London: Printed fro C. Dilly, In the Poultry, 1794. 1st edition thus, and one of 2 authorized editions this first year of publication. , 75,  pp. Last page the Epilogue. 8vo. Disbound, with leather spine remnants. B2v & B3r with a bit of printer misprinting [no text missing]. A VG copy. Item #32470
Cumberland was a civil servant in the Board of Trade and Plantations as well as a prolific playwright thought to have more than fifty plays to his credit.
This work, one of his more famous, only a "comedy" strictly in the "sentimental" sense common to the time. The play memorable for its main character, Sheva, a wealthy Jewish usurer who, by the end of the convoluted plot, has shown himself to be "the widow's friend, the orphan's father, the poor man's protector, the universal philanthropist." Such a sympathetic depiction of a Jew was rare, if not unprecedented, in the history of the English stage. "The benevolent design of the author appears to have been to rescue an injured and persecuted race of men from the general reproach which has fallen upon them, by exhibiting one of that body as uniting with the peculiarities of his sect eminent virtues." (The Analytical Review).

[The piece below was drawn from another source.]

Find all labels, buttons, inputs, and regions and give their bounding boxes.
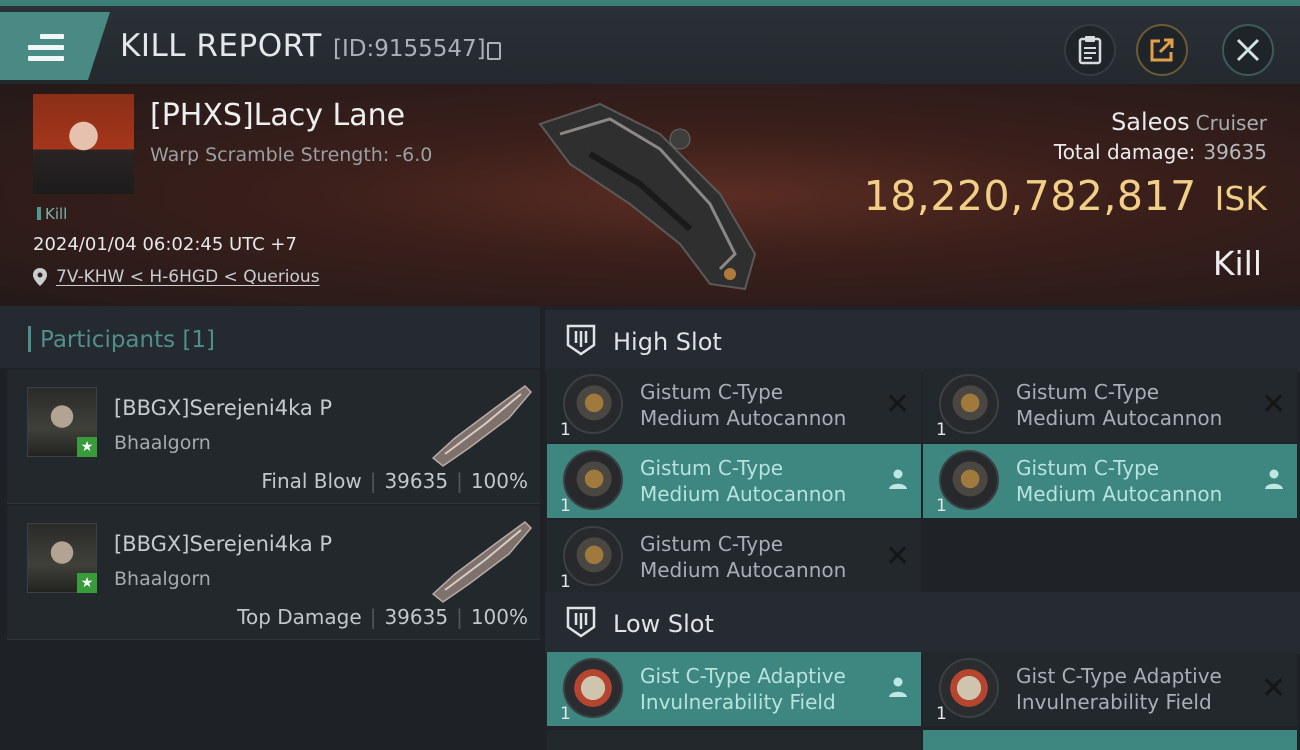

Perhaps even more surprising was the work's success with audiences and critics alike; it re-established Cumberland's career after many years of flops. The play was hugely popular throughout Great Britain and America, and was performed to acclaim in Germany and Paris. However, slightly tarnishing Cumberland's humanitarianism was his subsequent bitterness over the lack of "gratitude" (read: emoluments) rendered him by the Jewish community for his efforts on their behalf. "They gave me nothing;" he is reported to have said, "and to tell you the truth I am glad of it; for if they had, in all probability, I should have been indicted for receiving stolen goods."
Notoriously self-important and thin-skinned, Cumberland was, in 1779, immortalized by Sheridan as the character Sir Fretful Plagiary in The Critic.